The DOE Nanoscale Science Research Centers Address Four Key Needs

The idea for the Centers was born in a March 1999 meeting organized by the late Iran Thomas, then Director of the Division of Materials Sciences and Engineering in the Office of Science’s Office of Basic Energy Sciences. The outcome of that meeting was a report entitled “Nanoscale Science, Engineering and Technology Research Directions,” and its Appendix described the proposed Centers for the first time.

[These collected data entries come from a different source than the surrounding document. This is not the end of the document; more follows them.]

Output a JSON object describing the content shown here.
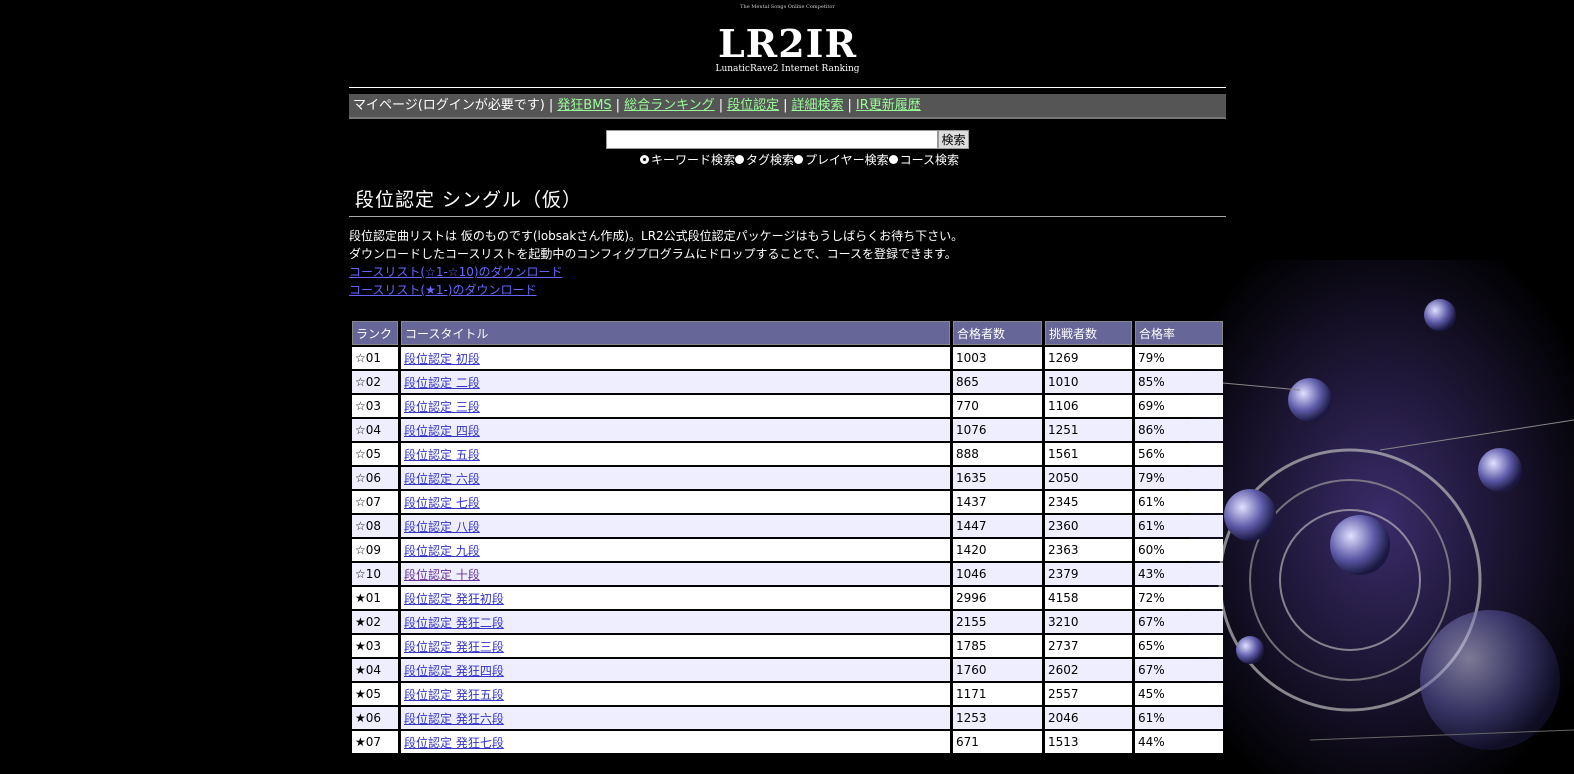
{
  "header": {
    "tiny_text": "The Mental Songs\nOnline Competitor",
    "logo_mark": "LR2IR",
    "logo_sub": "LunaticRave2 Internet Ranking"
  },
  "nav": {
    "mypage": "マイページ(ログインが必要です)",
    "items": [
      "発狂BMS",
      "総合ランキング",
      "段位認定",
      "詳細検索",
      "IR更新履歴"
    ]
  },
  "search": {
    "value": "",
    "button_label": "検索",
    "options": [
      "キーワード検索",
      "タグ検索",
      "プレイヤー検索",
      "コース検索"
    ],
    "selected": "キーワード検索"
  },
  "page_title": "段位認定 シングル（仮）",
  "description": {
    "line1": "段位認定曲リストは 仮のものです(lobsakさん作成)。LR2公式段位認定パッケージはもうしばらくお待ち下さい。",
    "line2": "ダウンロードしたコースリストを起動中のコンフィグプログラムにドロップすることで、コースを登録できます。",
    "link1": "コースリスト(☆1-☆10)のダウンロード",
    "link2": "コースリスト(★1-)のダウンロード"
  },
  "table": {
    "headers": [
      "ランク",
      "コースタイトル",
      "合格者数",
      "挑戦者数",
      "合格率"
    ],
    "rows": [
      {
        "rank": "☆01",
        "title": "段位認定 初段",
        "passed": "1003",
        "challengers": "1269",
        "rate": "79%"
      },
      {
        "rank": "☆02",
        "title": "段位認定 二段",
        "passed": "865",
        "challengers": "1010",
        "rate": "85%"
      },
      {
        "rank": "☆03",
        "title": "段位認定 三段",
        "passed": "770",
        "challengers": "1106",
        "rate": "69%"
      },
      {
        "rank": "☆04",
        "title": "段位認定 四段",
        "passed": "1076",
        "challengers": "1251",
        "rate": "86%"
      },
      {
        "rank": "☆05",
        "title": "段位認定 五段",
        "passed": "888",
        "challengers": "1561",
        "rate": "56%"
      },
      {
        "rank": "☆06",
        "title": "段位認定 六段",
        "passed": "1635",
        "challengers": "2050",
        "rate": "79%"
      },
      {
        "rank": "☆07",
        "title": "段位認定 七段",
        "passed": "1437",
        "challengers": "2345",
        "rate": "61%"
      },
      {
        "rank": "☆08",
        "title": "段位認定 八段",
        "passed": "1447",
        "challengers": "2360",
        "rate": "61%"
      },
      {
        "rank": "☆09",
        "title": "段位認定 九段",
        "passed": "1420",
        "challengers": "2363",
        "rate": "60%"
      },
      {
        "rank": "☆10",
        "title": "段位認定 十段",
        "passed": "1046",
        "challengers": "2379",
        "rate": "43%"
      },
      {
        "rank": "★01",
        "title": "段位認定 発狂初段",
        "passed": "2996",
        "challengers": "4158",
        "rate": "72%"
      },
      {
        "rank": "★02",
        "title": "段位認定 発狂二段",
        "passed": "2155",
        "challengers": "3210",
        "rate": "67%"
      },
      {
        "rank": "★03",
        "title": "段位認定 発狂三段",
        "passed": "1785",
        "challengers": "2737",
        "rate": "65%"
      },
      {
        "rank": "★04",
        "title": "段位認定 発狂四段",
        "passed": "1760",
        "challengers": "2602",
        "rate": "67%"
      },
      {
        "rank": "★05",
        "title": "段位認定 発狂五段",
        "passed": "1171",
        "challengers": "2557",
        "rate": "45%"
      },
      {
        "rank": "★06",
        "title": "段位認定 発狂六段",
        "passed": "1253",
        "challengers": "2046",
        "rate": "61%"
      },
      {
        "rank": "★07",
        "title": "段位認定 発狂七段",
        "passed": "671",
        "challengers": "1513",
        "rate": "44%"
      }
    ]
  },
  "colors": {
    "header_bg": "#666699",
    "nav_bg": "#555555",
    "nav_link": "#99ff99",
    "link": "#3333cc",
    "row_alt": "#eeeeff"
  }
}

The Centers would address four critical needs:

  1. By providing a suite of materials characterization and synthesis tools co-located with the x-ray and neutron scattering facilities, the Centers would permit full and efficient use of these national resources for investigations of nanoscale materials and structures.
  2. By co-locating researchers in chemistry, physics, materials sciences, biology, computation, electron microscopy and more, the Centers would enable and facilitate very highly interdisciplinary research, thus changing the paradigm of discpinary-oriented organizational structures within the DOE Laboratories.
  3. By operating as national user facilities, the Centers would provide the infrastructure support (scientific collaboration, technical support personnel, laboratory support, and common instrumentation) that visiting scientists require in order to efficiently conduct high quality nanomaterials research.
  4. By providing all of the above, the Centers would help educate a new generation of young scientists, which will be the first to receive the truly interdisciplinary training that is needed for nanotechnology. Such intellectual capital is probably the most important long-term investment for science and technology.

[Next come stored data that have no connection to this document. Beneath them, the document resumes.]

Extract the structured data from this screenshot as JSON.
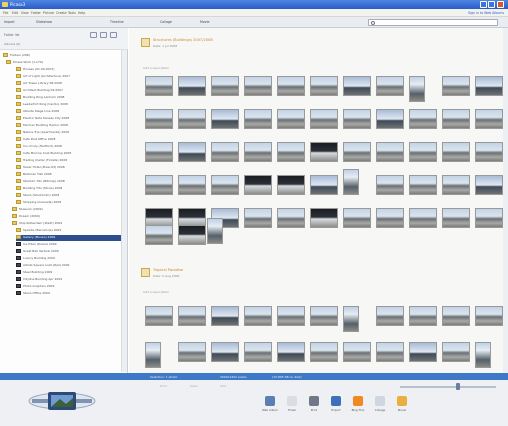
{
  "window": {
    "title": "Picasa3",
    "help_link": "Sign in to Web Albums"
  },
  "menu": [
    "File",
    "Edit",
    "View",
    "Folder",
    "Picture",
    "Create",
    "Tools",
    "Help"
  ],
  "toolbar": [
    "Import",
    "Slideshow",
    "Timeline",
    "Collage",
    "Movie"
  ],
  "sidebar": {
    "title": "Folder list",
    "subtitle": "Albums (6)",
    "rows": [
      "Folders (298)",
      "Picasa Work (1,179)",
      "Houses (01.09.2007)",
      "Art of Light (Architecture) 2007",
      "Art Tower Library 08.2008",
      "Architect Building 06.2007",
      "Building Ring Lanham 2008",
      "Leaderfort Ring (Cardio) 2008",
      "Atlanta Stage Line 2008",
      "Electric Note Kansas City 2008",
      "Fairman Building Harbor 2008",
      "Nature Trip (Apartments) 2008",
      "Cafe Post Office 2008",
      "Inn of Lily (Hartford) 2008",
      "Cafe Morrow Club Building 2008",
      "Trading (Cellar (Tickets) 2008",
      "Tower Hotel (Prescott) 2008",
      "Barbican Hall 2008",
      "Stadium Tito (Bitmap) 2008",
      "Building Tito (Stone) 2008",
      "Stairs (Stockholm) 2008",
      "Stopping (Granada) 2008",
      "Museum (2009)",
      "Dream (2009)",
      "Ship Rotterdam (Stadt) 2009",
      "Spainte (Barcelona) 2009",
      "Gallery (Museo) 2009",
      "Ice Eden (Dubai) 2009",
      "Great Ball Vertical 2009",
      "Luxury Building 2009",
      "Artists Square Lodz (Rail) 2009",
      "Steel Building 2009",
      "Cityline Building Apr 2009",
      "Photo Graphics 2009",
      "Stairs Office 2009"
    ],
    "selected_row": 26
  },
  "groups": [
    {
      "title": "Structures (Buildings) 2007/2008",
      "subtitle": "Date: 1 Jul 2008",
      "label": "Add a description"
    },
    {
      "title": "Tropical Paradise",
      "subtitle": "Date: 5 Aug 2009",
      "label": "Add a description"
    }
  ],
  "status": {
    "left": "Selection: 1 photo",
    "middle": "2600x1952 pixels",
    "right": "(15,895 KB on disk)"
  },
  "tray": {
    "logo": "picasa-logo-icon",
    "controls": [
      "Hold",
      "Clear",
      "Add"
    ],
    "buttons": [
      {
        "label": "Web Album",
        "icon": "globe-icon",
        "color": "#5b7fb0"
      },
      {
        "label": "Email",
        "icon": "mail-icon",
        "color": "#d9dde3"
      },
      {
        "label": "Print",
        "icon": "printer-icon",
        "color": "#6f7886"
      },
      {
        "label": "Export",
        "icon": "export-icon",
        "color": "#3e6fb8"
      },
      {
        "label": "Blog This",
        "icon": "blogger-icon",
        "color": "#f08a20"
      },
      {
        "label": "Collage",
        "icon": "collage-icon",
        "color": "#d0d6df"
      },
      {
        "label": "Movie",
        "icon": "movie-icon",
        "color": "#e8b040"
      }
    ]
  }
}
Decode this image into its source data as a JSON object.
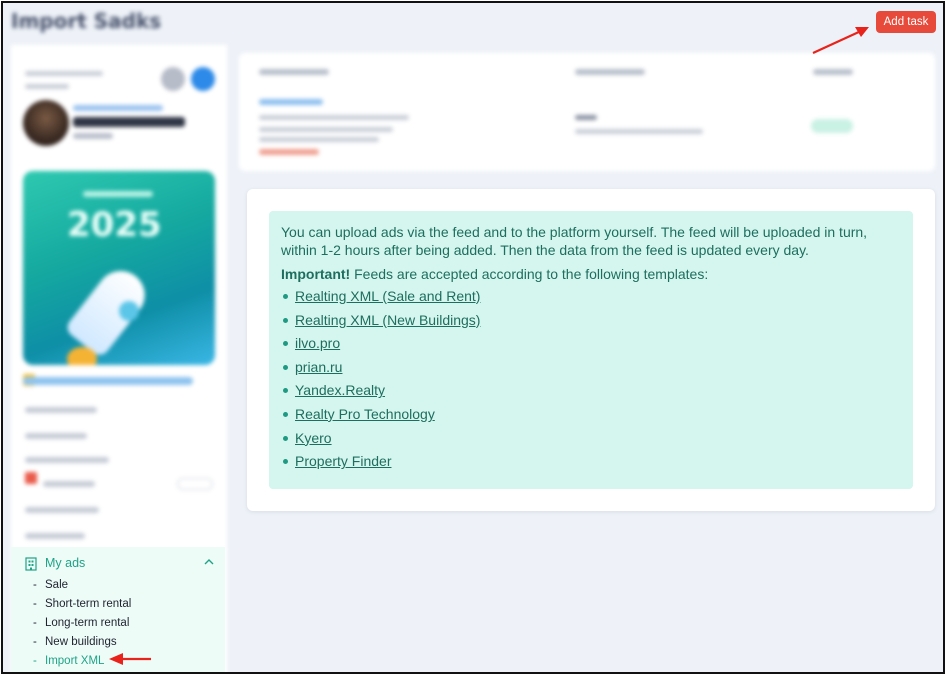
{
  "page": {
    "title": "Import Sadks"
  },
  "header": {
    "add_task_label": "Add task"
  },
  "info": {
    "intro": "You can upload ads via the feed and to the platform yourself. The feed will be uploaded in turn, within 1-2 hours after being added. Then the data from the feed is updated every day.",
    "important_label": "Important!",
    "important_text": " Feeds are accepted according to the following templates:",
    "templates": [
      "Realting XML (Sale and Rent)",
      "Realting XML (New Buildings)",
      "ilvo.pro",
      "prian.ru",
      "Yandex.Realty",
      "Realty Pro Technology",
      "Kyero",
      "Property Finder"
    ]
  },
  "sidebar": {
    "promo_year": "2025",
    "my_ads": {
      "label": "My ads",
      "items": [
        {
          "label": "Sale"
        },
        {
          "label": "Short-term rental"
        },
        {
          "label": "Long-term rental"
        },
        {
          "label": "New buildings"
        },
        {
          "label": "Import XML"
        }
      ]
    }
  },
  "colors": {
    "accent": "#1fa386",
    "add_task": "#e74a3b",
    "annotation_arrow": "#e8231b",
    "alert_bg": "#d5f6ef",
    "alert_text": "#1d6e5e"
  }
}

Subsequent planning for the Centers, including the selection of research thrusts and instrument suites, drew on substantial participation by the research community, largely though a series of widely advertised open workshops. Nearly 2,000 researchers attended these workshops, about half of them from the academic community.

In response to the requests of prospective users who attended the initial workshops, each Center began a limited-scope user research program in fiscal year 2003.